Preparing students for the world of digital media

How JMS professors give students the guidance they need to navigate technology in classroom settings and the real world.

One of Professor John Pavlik’s drones that he uses to teach his students about aerial journalism. Credit: John Pavlik

John Pavlik, professor of Journalism and Media Studies at the School of Communication and Information (SCI), came to Rutgers in 2002. He’s known for his research on the impact of technology on our society. This semester, Pavlik is teaching two courses: Digital Media Innovation and Media Ethics and Law.

Throughout his career at Rutgers, Pavlik made it a goal to incorporate the most innovative and relevant technology available today, so his students would be well-versed in these new tools. In previous classes, he integrated drones. He showed his students how to fly the drones with video cameras, and important aerial regulations in the field of journalism. Pavlik also encourages the use of the Canvas mobile app, where students can work on assignments and access modules, all on their smartphone. 

Pavlik has even created augmented reality meetings to show students the possibilities for journalism. To demonstrate the augmented reality, he used a monograph (a detailed text map that can be converted into 3D objects) that he created with a doctoral student years ago. And with the help of an iPhone and the HP Reveal app, he was able to conduct an interactive experience. Students navigated through the classroom on their laptop or phone, as if they were walking around the room.

As new technology becomes more prevalent over the years, Pavlik has seen the Journalism and Media Studies (JMS) department take steps to improve both the variety of classes and the types of content that professors teach their students.

“There are a lot more online course offerings and courses that are hybrids. My Media Ethics and Law class wasn’t originally a hybrid when I came here, but now it is. So I have a weekly face-to-face part where I meet with the students, but there’s also an online component,” Pavlik said. 

Neal Bennett, teaching instructor for the JMS department at SCI, has been actively working on acquiring more camera and audio equipment for students in his digital media classes. When he first came to the JMS department three years ago, he shared a single locker of equipment with another professor. Now, there are a total of four lockers of equipment.

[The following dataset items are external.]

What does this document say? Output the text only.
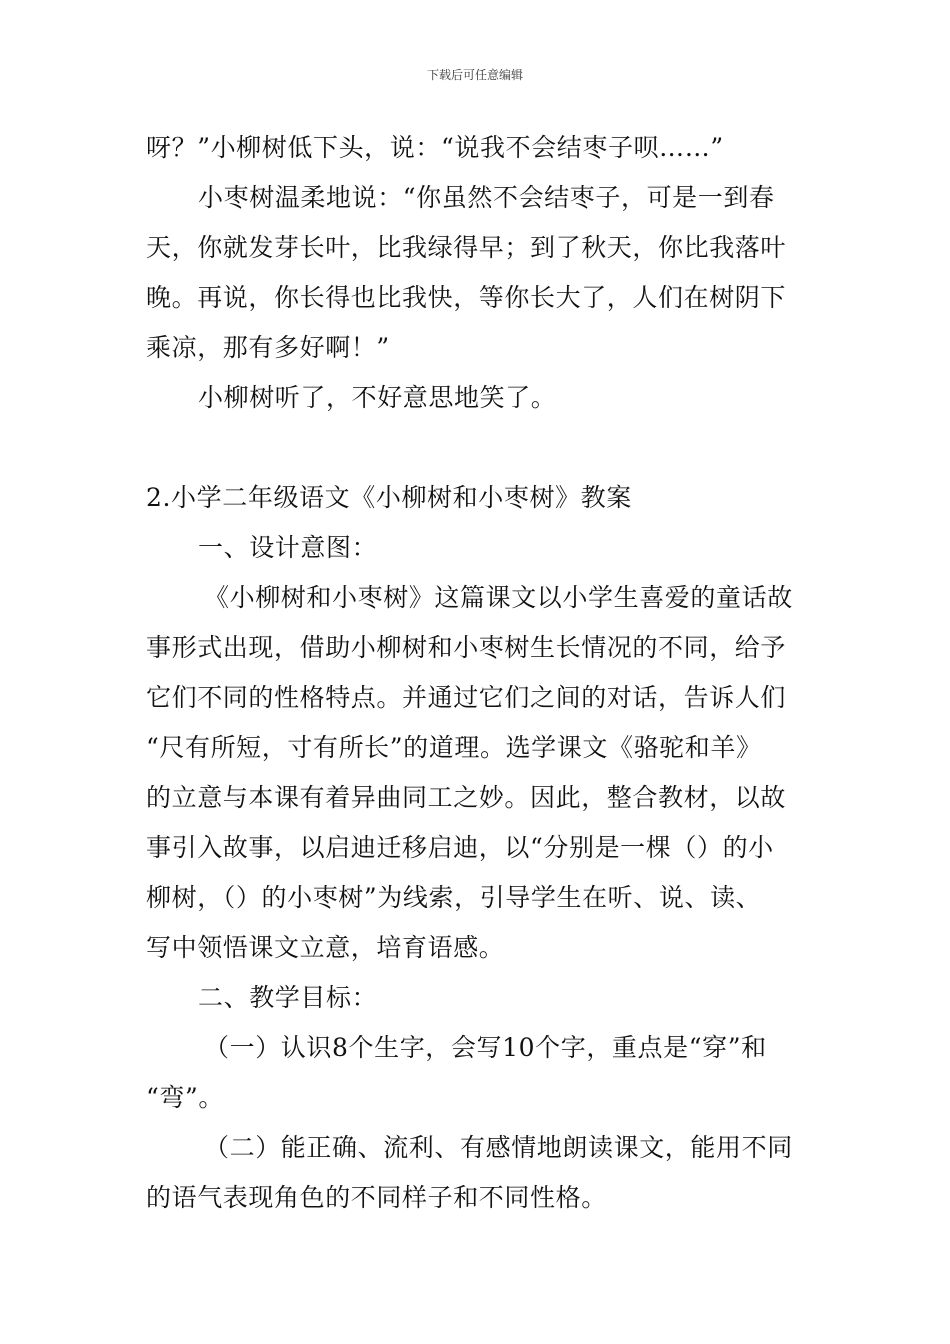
下载后可任意编辑
呀？”小柳树低下头，说：“说我不会结枣子呗……”
小枣树温柔地说：“你虽然不会结枣子，可是一到春
天，你就发芽长叶，比我绿得早；到了秋天，你比我落叶
晚。再说，你长得也比我快，等你长大了，人们在树阴下
乘凉，那有多好啊！”
小柳树听了，不好意思地笑了。
2.小学二年级语文《小柳树和小枣树》教案
一、设计意图：
《小柳树和小枣树》这篇课文以小学生喜爱的童话故
事形式出现，借助小柳树和小枣树生长情况的不同，给予
它们不同的性格特点。并通过它们之间的对话，告诉人们
“尺有所短，寸有所长”的道理。选学课文《骆驼和羊》
的立意与本课有着异曲同工之妙。因此，整合教材，以故
事引入故事，以启迪迁移启迪，以“分别是一棵（）的小
柳树，（）的小枣树”为线索，引导学生在听、说、读、
写中领悟课文立意，培育语感。
二、教学目标：
（一）认识8个生字，会写10个字，重点是“穿”和
“弯”。
（二）能正确、流利、有感情地朗读课文，能用不同
的语气表现角色的不同样子和不同性格。
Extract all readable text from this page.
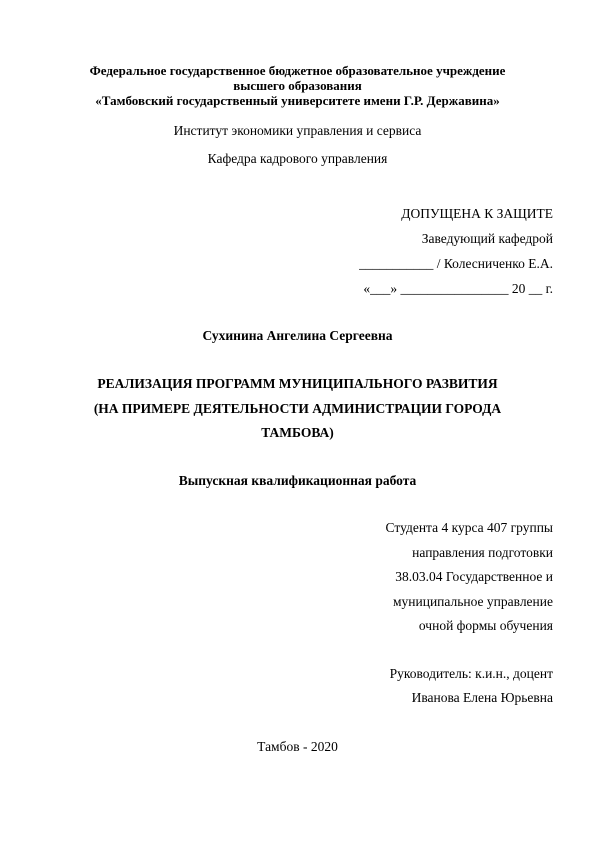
Федеральное государственное бюджетное образовательное учреждение
высшего образования
«Тамбовский государственный университете имени Г.Р. Державина»
Институт экономики управления и сервиса
Кафедра кадрового управления
ДОПУЩЕНА К ЗАЩИТЕ
Заведующий кафедрой
___________ / Колесниченко Е.А.
«___» ________________ 20 __ г.
Сухинина Ангелина Сергеевна
РЕАЛИЗАЦИЯ ПРОГРАММ МУНИЦИПАЛЬНОГО РАЗВИТИЯ
(НА ПРИМЕРЕ ДЕЯТЕЛЬНОСТИ АДМИНИСТРАЦИИ ГОРОДА
ТАМБОВА)
Выпускная квалификационная работа
Студента 4 курса 407 группы
направления подготовки
38.03.04 Государственное и
муниципальное управление
очной формы обучения
Руководитель: к.и.н., доцент
Иванова Елена Юрьевна
Тамбов - 2020
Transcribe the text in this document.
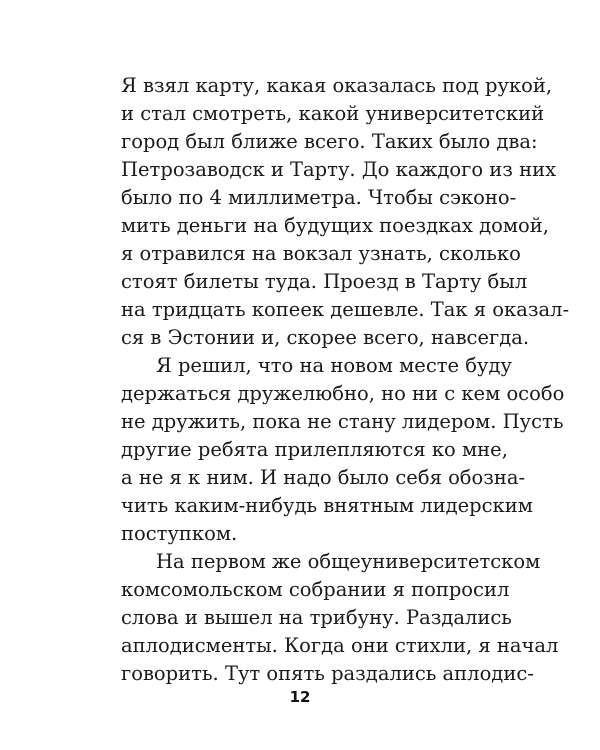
Я взял карту, какая оказалась под рукой,
и стал смотреть, какой университетский
город был ближе всего. Таких было два:
Петрозаводск и Тарту. До каждого из них
было по 4 миллиметра. Чтобы сэконо-
мить деньги на будущих поездках домой,
я отравился на вокзал узнать, сколько
стоят билеты туда. Проезд в Тарту был
на тридцать копеек дешевле. Так я оказал-
ся в Эстонии и, скорее всего, навсегда.
Я решил, что на новом месте буду
держаться дружелюбно, но ни с кем особо
не дружить, пока не стану лидером. Пусть
другие ребята прилепляются ко мне,
а не я к ним. И надо было себя обозна-
чить каким-нибудь внятным лидерским
поступком.
На первом же общеуниверситетском
комсомольском собрании я попросил
слова и вышел на трибуну. Раздались
аплодисменты. Когда они стихли, я начал
говорить. Тут опять раздались аплодис-
12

“We upgraded to some GoPros, some additional [Palmcorder] cameras, some new microphones and cameras, tripods, camera support equipment, a light kit. The next thing we’re working on is upgrading computers through IT so they work better with our video software,” Bennett said.

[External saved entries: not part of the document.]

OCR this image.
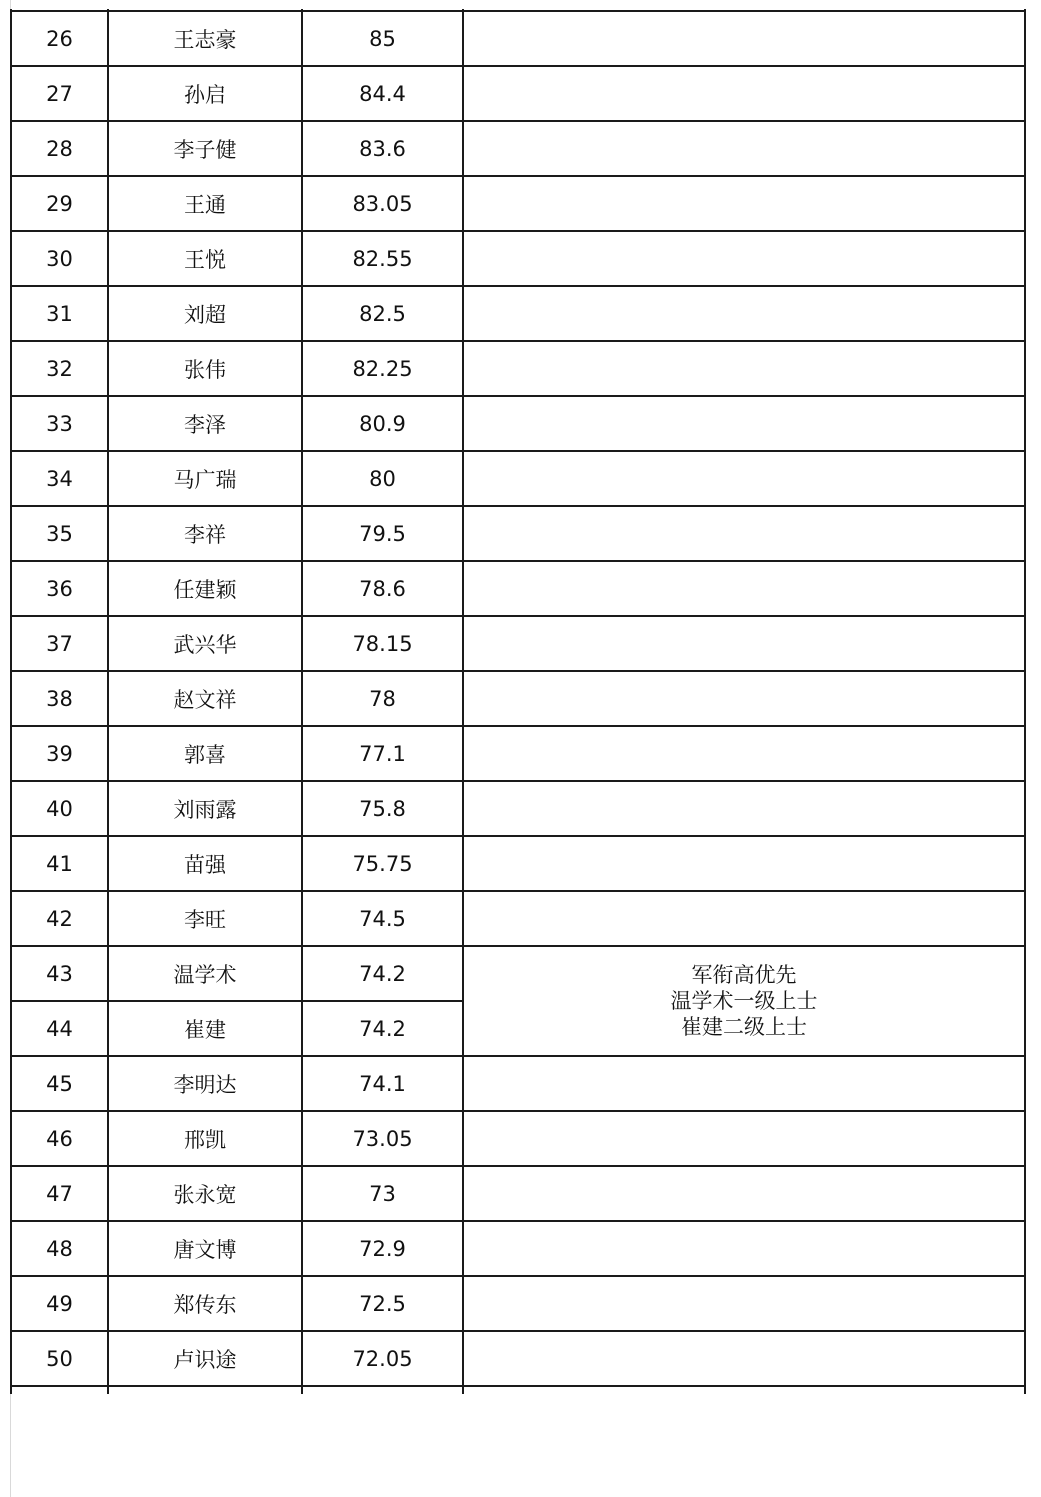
26	王志豪	85	
27	孙启	84.4	
28	李子健	83.6	
29	王通	83.05	
30	王悦	82.55	
31	刘超	82.5	
32	张伟	82.25	
33	李泽	80.9	
34	马广瑞	80	
35	李祥	79.5	
36	任建颖	78.6	
37	武兴华	78.15	
38	赵文祥	78	
39	郭喜	77.1	
40	刘雨露	75.8	
41	苗强	75.75	
42	李旺	74.5	
43	温学术	74.2	军衔高优先
温学术一级上士
崔建二级上士

44	崔建	74.2	
45	李明达	74.1	
46	邢凯	73.05	
47	张永宽	73	
48	唐文博	72.9	
49	郑传东	72.5	
50	卢识途	72.05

On the flip side, Caitlin Petre, assistant professor of Journalism and Media Studies at SCI, has pulled back on the use of technology in her classes, requiring that students take notes old school style… with pen and paper. Students are only allowed to use laptops if they receive special permission. Although Petre does believe that digital technology offers exciting possibilities, she seems to attribute more weight to the consequences of the medium, rather than the benefits.

“Any of us that have used a digital device know that we can get distracted by these things, even when we have every intention of being in our present moment — of paying attention in class. These devices are actually deliberately designed to be quite powerfully habit forming and grabbing of our attention,” Petre said.

While it’s clear that Pavlik is an advocate for technology, he thinks that it’s still crucial for students to grasp the fundamentals, even in a world that’s so intertwined with technology.

“It’s about getting the story correct, getting the facts accurately, speaking to the truth. Digital literacy skills will be also something that students will really need to master, so they can recognize when something might be false or misleading or just know how to vet it,” Pavlik said.

Bennett agrees, and adds that in the realm of video, it’s important to learn concepts related to storytelling so that content isn’t just ethical and informative, but also entertaining and created professionally.

But as much as JMS students try to stay knowledgeable and hopeful about their future careers, it can sometimes be hard to avoid concerns about the current state of journalism in our country.

“We’re in a moment where I think it’s becoming very clear that journalism is as important if not more important than it has ever been. However, we’re also living in a moment when it’s become very difficult for the market to support the kind of press that we need for our democracy. We don’t know if it’s viable, but we know that it’s vital for our democracy,” Petre said.

Even though the future of journalism may sometimes be uncertain, Pavlik believes that the JMS department at Rutgers will still prepare students with the tools that they need to succeed in the real world. So, despite the issue of the unstable market, students will be able to have value in the workplace.

“We have a curriculum that continues to evolve. We have students learning about media across platforms. We’re not just teaching skills. We’re teaching technical skills, journalistic skills that are so fundamental,” Pavlik said. “With preparedness for lifelong learning, I think students can do extremely well.”